Vector TG Meeting tomorrow


David Horner
 

I apparently missed the meeting that I thought was at noon eastern.

There are of course the remaining open for v1.0 issues.

I gather what was discussed was if we could reasonably move to public review without finalizing all of them.

To the extent that addendums could be added, such as the table of "reserved" equivalent instructions, the usage section and the prior art section I agree that these could be added in parallel with the review.
The other items I mentioned... imprecise intent wording... and the explanation of the encoding decisions.... both of these I think warrant a delay to have them in place for public consumption.

On Fri, Jul 9, 2021, 11:10 mark, <markhimelstein@...> wrote:
just  to qualify, I think we are talking about RVA22 (application target) and not RVM22 (microcontroller target).

On Fri, Jul 9, 2021 at 8:07 AM Jan Wassenberg via lists.riscv.org <janwas=google.com@...> wrote:
Mentioned by Krste in the meeting: processor profile already requires VLEN >= 128.

On Fri, Jul 9, 2021 at 2:51 PM Jan Wassenberg via lists.riscv.org <janwas=google.com@...> wrote:
A topic to discuss: lower bound on VLEN.

The upper bound is helpful but even VL-agnostic code sometimes wants at least 128 bits.
Example: N parallel instances of AES (16 bytes each), or N 128-bit results from 64x64 normal or carryless multiplication.

We can get this already (assuming SEW_LMUL1MAX = 64) by setting LMUL=2, but it seems like a poor tradeoff that
software should halve the number of registers/groups, just so that hardware could theoretically have single-element vectors.

Can we mandate VLEN >= 2*SEW_LMUL1MAX, perhaps in a profile? That would help software :)

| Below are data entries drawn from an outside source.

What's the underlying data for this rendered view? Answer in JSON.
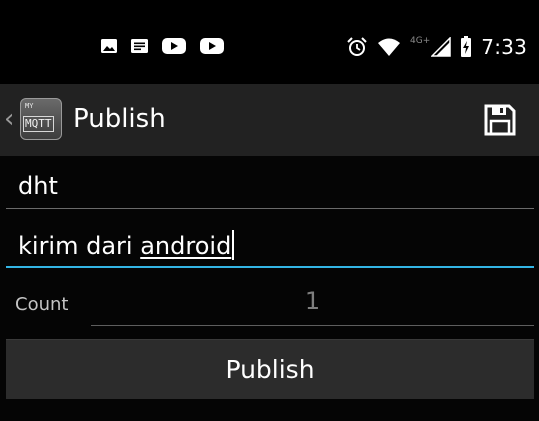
{
  "status_bar": {
    "notification_icons": [
      "image-icon",
      "message-icon",
      "youtube-icon",
      "youtube-icon"
    ],
    "system_icons": [
      "alarm-icon",
      "wifi-icon",
      "cell-signal-icon",
      "battery-charging-icon"
    ],
    "network_type": "4G+",
    "time": "7:33"
  },
  "action_bar": {
    "up_icon": "chevron-left-icon",
    "logo_text_small": "MY",
    "logo_text_big": "MQTT",
    "title": "Publish",
    "save_icon": "save-icon"
  },
  "form": {
    "topic_value": "dht",
    "message_prefix": "kirim dari ",
    "message_underlined": "android",
    "count_label": "Count",
    "count_value": "1",
    "publish_label": "Publish"
  },
  "colors": {
    "focus_accent": "#33b5e5",
    "action_bar_bg": "#222222",
    "button_bg": "#2c2c2c"
  }
}
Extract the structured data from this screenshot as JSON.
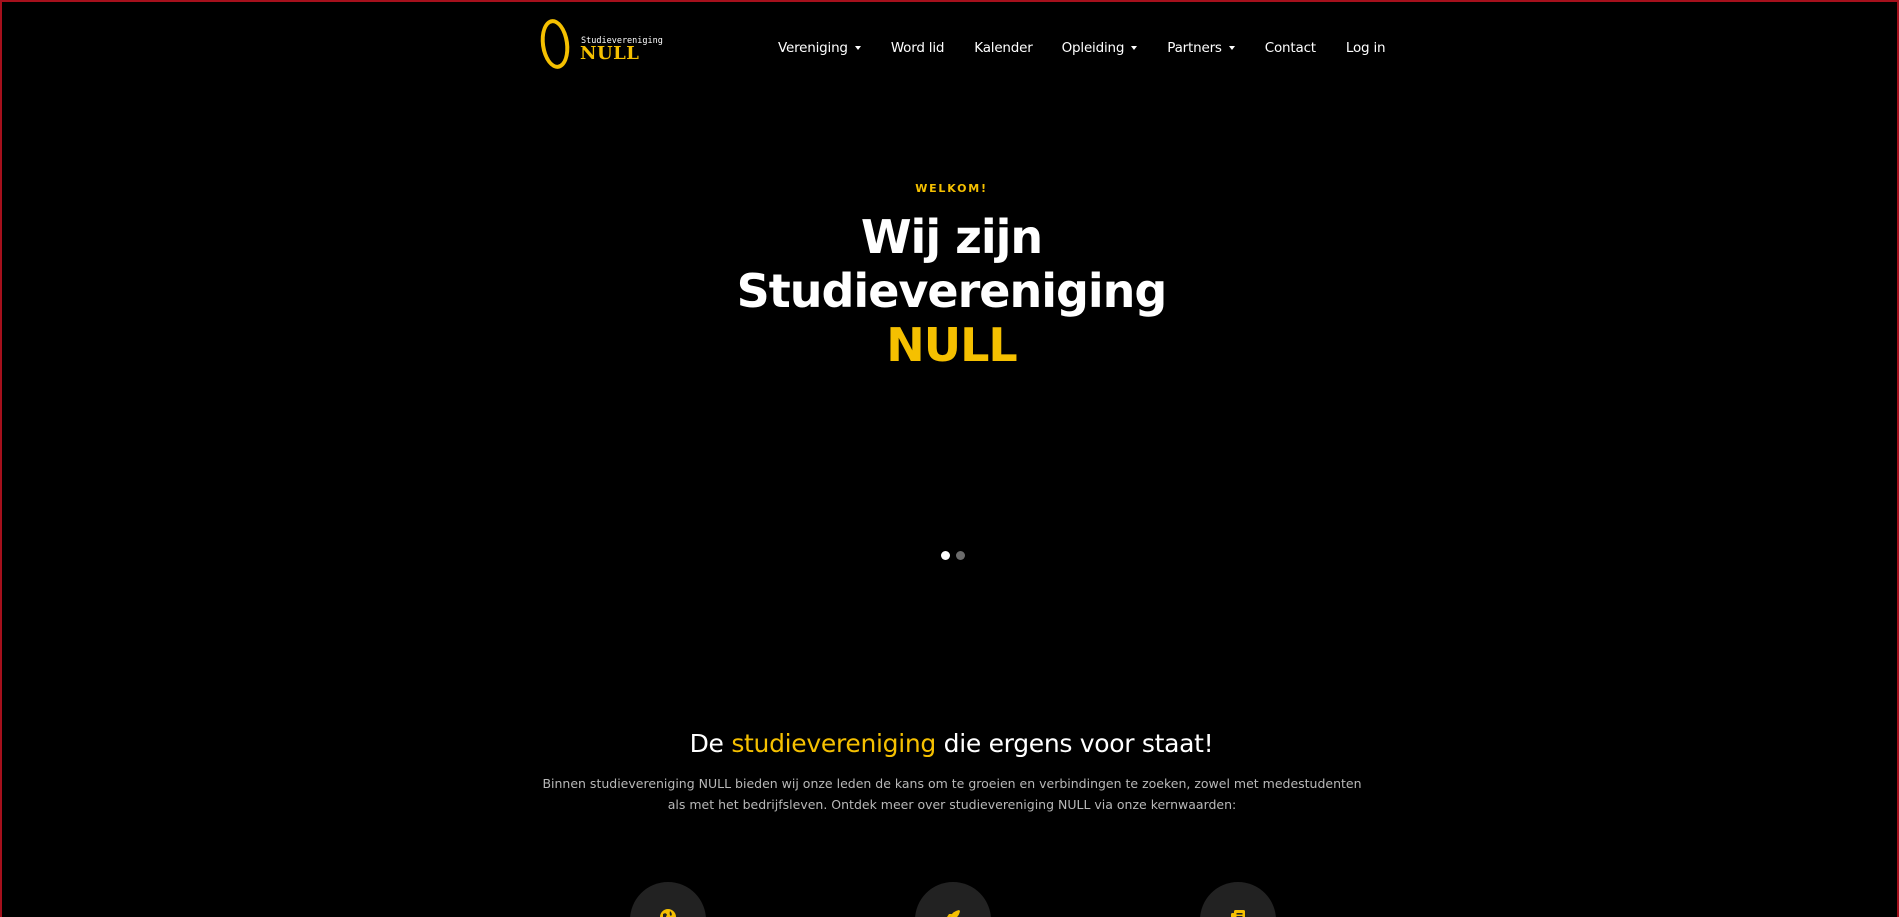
{
  "brand": {
    "small_text": "Studievereniging",
    "big_text": "NULL",
    "accent_color": "#f5c000",
    "frame_color": "#a5101c"
  },
  "nav": {
    "items": [
      {
        "label": "Vereniging",
        "dropdown": true
      },
      {
        "label": "Word lid",
        "dropdown": false
      },
      {
        "label": "Kalender",
        "dropdown": false
      },
      {
        "label": "Opleiding",
        "dropdown": true
      },
      {
        "label": "Partners",
        "dropdown": true
      },
      {
        "label": "Contact",
        "dropdown": false
      },
      {
        "label": "Log in",
        "dropdown": false
      }
    ]
  },
  "hero": {
    "kicker": "WELKOM!",
    "title_line1": "Wij zijn",
    "title_line2": "Studievereniging",
    "title_line3": "NULL",
    "slides_total": 2,
    "active_slide": 1
  },
  "intro": {
    "heading_pre": "De",
    "heading_highlight": "studievereniging",
    "heading_post": "die ergens voor staat!",
    "text": "Binnen studievereniging NULL bieden wij onze leden de kans om te groeien en verbindingen te zoeken, zowel met medestudenten als met het bedrijfsleven. Ontdek meer over studievereniging NULL via onze kernwaarden:"
  },
  "values": {
    "icons": [
      "globe-icon",
      "rocket-icon",
      "document-icon"
    ]
  }
}
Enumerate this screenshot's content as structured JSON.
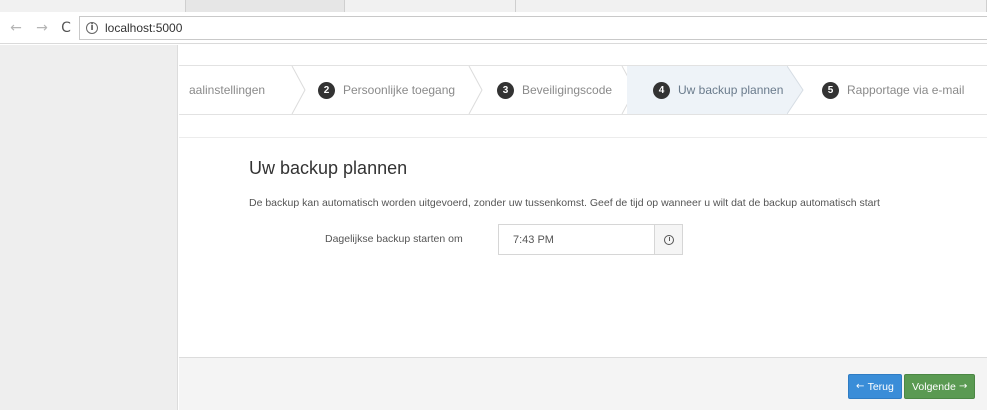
{
  "browser": {
    "url": "localhost:5000",
    "back_icon": "arrow-left-icon",
    "forward_icon": "arrow-right-icon",
    "reload_icon": "reload-icon",
    "info_icon": "info-icon"
  },
  "wizard": {
    "steps": [
      {
        "number": "",
        "label": "aalinstellingen",
        "active": false
      },
      {
        "number": "2",
        "label": "Persoonlijke toegang",
        "active": false
      },
      {
        "number": "3",
        "label": "Beveiligingscode",
        "active": false
      },
      {
        "number": "4",
        "label": "Uw backup plannen",
        "active": true
      },
      {
        "number": "5",
        "label": "Rapportage via e-mail",
        "active": false
      }
    ],
    "title": "Uw backup plannen",
    "description": "De backup kan automatisch worden uitgevoerd, zonder uw tussenkomst. Geef de tijd op wanneer u wilt dat de backup automatisch start",
    "field_label": "Dagelijkse backup starten om",
    "time_value": "7:43 PM",
    "clock_icon": "clock-icon",
    "back_button": "Terug",
    "next_button": "Volgende",
    "colors": {
      "back": "#3a8dd8",
      "next": "#5a9a52",
      "active_step": "#eef3f8"
    }
  }
}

BTW, are we intending to have the same binaries work on different implementations? It seems the only way to discover SEW_LMUL1MAX
is to try various SEW/LMUL and check for vill. Because LMUL is baked into the intrinsic function name,
software that wants portable binaries would have to recompile all vector code for LMUL=1,2,4,8, and then
pick the first one that works.

That's very burdensome, a profile guaranteeing SEW_LMUL1MAX = 64 or at least LMUL2MAX = 64 would also help a lot.

On Fri, Jul 9, 2021 at 6:58 AM Krste Asanovic <krste@...> wrote:
We’ll meet tomorrow to see if there are any remaining concerns before going Into public review,
Krste







mark
 

just  to qualify, I think we are talking about RVA22 (application target) and not RVM22 (microcontroller target).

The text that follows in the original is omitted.